需要9.7兆GBの電力側と、物価統計に出ない急騰

2028年の需要9.7兆GBを積む場所は、GPU (61%) とASIC (39%) を並べるAIデータセンターである。Microsoft・Google・Amazon・Metaの2026年の設備投資は計1,690億ドルで、米国では既存原子炉の長期電力購入契約 (Constellationが新たに920MW) が電源を支える。日本ではMicronの広島工場がHBM対応の先端DRAM拠点で、経済産業省と最大5,000億円の新たな助成枠に合意し、立地する中国電力管内では島根2号機が2024年12月に再稼働した。メモリーの急騰は物価統計に現れない。米国の半導体生産者物価指数は2026年7月に29.0で横ばいのままで、TAMの67%や108%という伸びは、企業の提出書類と契約価格、輸入統計でしか観察できない。米10年債利回りは4.69%で、単価主導の市場拡大は在庫金利の負担も同時に増やす。

HBMのTAMに向き合う関連銘柄: 3社の単価と日本の数量、売買の推奨や評価は示さない

本稿の主題はHBMであり、関連銘柄は希土類でなく「単価を取る3社への入口」と「数量を取る日本株」を置く。数字は2026年3月期の有価証券報告書 (EDINET) と2026年6月のSEC提出書類によるもので、売買の推奨や評価は示さない。

希土類の関連銘柄は別稿に役割別の30銘柄がある。

確かめられる点

  • 第1に、2026年の単価が実際に-6%へ緩むか。緩まなければGoldmanのTAMは上方修正になり、HSBCの経路に近づく。
  • 第2に、2027年のHBM4立ち上がりで+44%の単価上昇が通るか。Micronの四半期開示 (クラウドメモリー部門の売上と粗利益率) が最初の観察点になる。
  • 第3に、ASIC向け比率が2026年に33%へ上がるか。Google・AWS・Metaの自社チップの量産公表が対応する。
  • 第4に、日本側ではアドバンテストディスコの受注・売上がHBM向けで伸び続けるか、韓国からの輸入額が2026年通年で5,000億円を超えるか。
  • 第5に、DRAM総需要に占めるHBMの比率が2028年に14%へ達するか。

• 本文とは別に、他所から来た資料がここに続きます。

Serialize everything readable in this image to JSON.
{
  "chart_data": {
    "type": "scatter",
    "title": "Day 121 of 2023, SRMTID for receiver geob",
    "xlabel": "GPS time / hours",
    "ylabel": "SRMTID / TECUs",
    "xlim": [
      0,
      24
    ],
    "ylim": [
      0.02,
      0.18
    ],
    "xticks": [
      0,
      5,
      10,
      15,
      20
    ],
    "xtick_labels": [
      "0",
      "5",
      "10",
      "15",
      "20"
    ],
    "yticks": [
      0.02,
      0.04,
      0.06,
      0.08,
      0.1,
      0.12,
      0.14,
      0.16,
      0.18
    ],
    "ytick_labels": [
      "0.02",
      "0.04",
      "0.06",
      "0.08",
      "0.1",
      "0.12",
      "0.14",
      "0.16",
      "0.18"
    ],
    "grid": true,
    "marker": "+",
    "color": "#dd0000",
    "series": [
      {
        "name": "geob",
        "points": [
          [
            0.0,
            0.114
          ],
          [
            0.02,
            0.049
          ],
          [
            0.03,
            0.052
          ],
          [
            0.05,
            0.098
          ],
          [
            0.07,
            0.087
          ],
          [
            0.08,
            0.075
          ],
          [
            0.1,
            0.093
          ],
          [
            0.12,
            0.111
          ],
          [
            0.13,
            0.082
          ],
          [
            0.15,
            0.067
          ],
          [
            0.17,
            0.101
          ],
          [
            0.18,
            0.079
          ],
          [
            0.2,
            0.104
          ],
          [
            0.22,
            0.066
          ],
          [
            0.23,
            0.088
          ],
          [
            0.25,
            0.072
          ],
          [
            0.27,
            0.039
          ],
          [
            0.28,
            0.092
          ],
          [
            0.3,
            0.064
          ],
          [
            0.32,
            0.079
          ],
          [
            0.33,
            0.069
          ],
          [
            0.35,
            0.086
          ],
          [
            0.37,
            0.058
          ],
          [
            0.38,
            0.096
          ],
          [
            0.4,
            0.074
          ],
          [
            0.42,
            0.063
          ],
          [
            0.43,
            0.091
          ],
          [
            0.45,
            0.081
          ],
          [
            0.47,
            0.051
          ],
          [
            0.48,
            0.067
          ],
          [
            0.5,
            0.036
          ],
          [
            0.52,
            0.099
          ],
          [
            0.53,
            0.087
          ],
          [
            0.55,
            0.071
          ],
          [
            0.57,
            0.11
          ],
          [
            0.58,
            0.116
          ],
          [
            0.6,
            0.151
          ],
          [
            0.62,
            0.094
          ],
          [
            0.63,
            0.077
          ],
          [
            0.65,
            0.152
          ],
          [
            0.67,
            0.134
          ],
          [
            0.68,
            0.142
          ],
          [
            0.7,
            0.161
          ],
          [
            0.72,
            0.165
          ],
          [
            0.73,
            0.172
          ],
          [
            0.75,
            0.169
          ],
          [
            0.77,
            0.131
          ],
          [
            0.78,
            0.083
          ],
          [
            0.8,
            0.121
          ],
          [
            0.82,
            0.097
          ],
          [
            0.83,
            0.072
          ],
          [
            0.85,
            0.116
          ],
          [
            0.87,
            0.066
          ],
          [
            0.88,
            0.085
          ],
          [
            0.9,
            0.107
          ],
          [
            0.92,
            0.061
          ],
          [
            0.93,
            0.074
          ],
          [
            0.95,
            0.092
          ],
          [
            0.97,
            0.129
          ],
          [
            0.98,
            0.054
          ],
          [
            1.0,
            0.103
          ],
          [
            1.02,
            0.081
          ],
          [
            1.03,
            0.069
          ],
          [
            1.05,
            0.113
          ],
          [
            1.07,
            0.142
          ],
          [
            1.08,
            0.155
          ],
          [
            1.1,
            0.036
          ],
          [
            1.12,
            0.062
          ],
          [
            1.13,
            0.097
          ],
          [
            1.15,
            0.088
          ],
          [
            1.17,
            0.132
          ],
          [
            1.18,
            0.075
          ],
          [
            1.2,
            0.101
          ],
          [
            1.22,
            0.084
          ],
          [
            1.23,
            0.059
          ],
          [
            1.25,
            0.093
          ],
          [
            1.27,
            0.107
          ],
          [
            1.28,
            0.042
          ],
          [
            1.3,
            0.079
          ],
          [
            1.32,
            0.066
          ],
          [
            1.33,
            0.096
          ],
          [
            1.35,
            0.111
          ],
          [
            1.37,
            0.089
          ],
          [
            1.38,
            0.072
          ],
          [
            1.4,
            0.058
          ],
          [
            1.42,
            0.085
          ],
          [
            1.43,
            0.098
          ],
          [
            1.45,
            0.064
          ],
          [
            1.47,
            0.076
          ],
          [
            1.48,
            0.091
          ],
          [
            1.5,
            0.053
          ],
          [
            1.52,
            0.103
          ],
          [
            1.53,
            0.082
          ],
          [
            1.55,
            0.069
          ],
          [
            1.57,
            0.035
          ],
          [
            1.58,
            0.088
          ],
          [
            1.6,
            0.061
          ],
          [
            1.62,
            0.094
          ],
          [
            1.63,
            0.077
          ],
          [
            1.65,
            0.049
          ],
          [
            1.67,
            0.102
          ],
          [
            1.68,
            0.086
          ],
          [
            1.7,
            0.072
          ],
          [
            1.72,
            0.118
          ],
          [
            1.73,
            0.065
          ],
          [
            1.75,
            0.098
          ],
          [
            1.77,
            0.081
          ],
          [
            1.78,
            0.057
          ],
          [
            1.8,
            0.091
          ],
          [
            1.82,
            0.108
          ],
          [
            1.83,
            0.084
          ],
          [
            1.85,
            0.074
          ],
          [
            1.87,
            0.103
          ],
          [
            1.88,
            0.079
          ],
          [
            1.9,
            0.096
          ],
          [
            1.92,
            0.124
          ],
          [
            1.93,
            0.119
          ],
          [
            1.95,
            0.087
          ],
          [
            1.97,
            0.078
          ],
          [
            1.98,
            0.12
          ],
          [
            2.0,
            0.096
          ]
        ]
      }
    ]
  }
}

この比率が上がるほど、従来型DRAMの供給が絞られ、メモリー全体の価格が支えられる。

Exhibit 50の要点は、1,684億ドルという到達点ではなく、その内訳が「数量は年4〜7割で伸び続け、金額の倍増は世代交代の値上げが作る」という構成にある。単価で稼ぐのは3社、数量で稼ぐのは日本の装置と材料、そして両方を積む場所の電気を原子炉が支える。この3層を分けて持つことが、HBMという言葉を投資に翻訳する実務になる。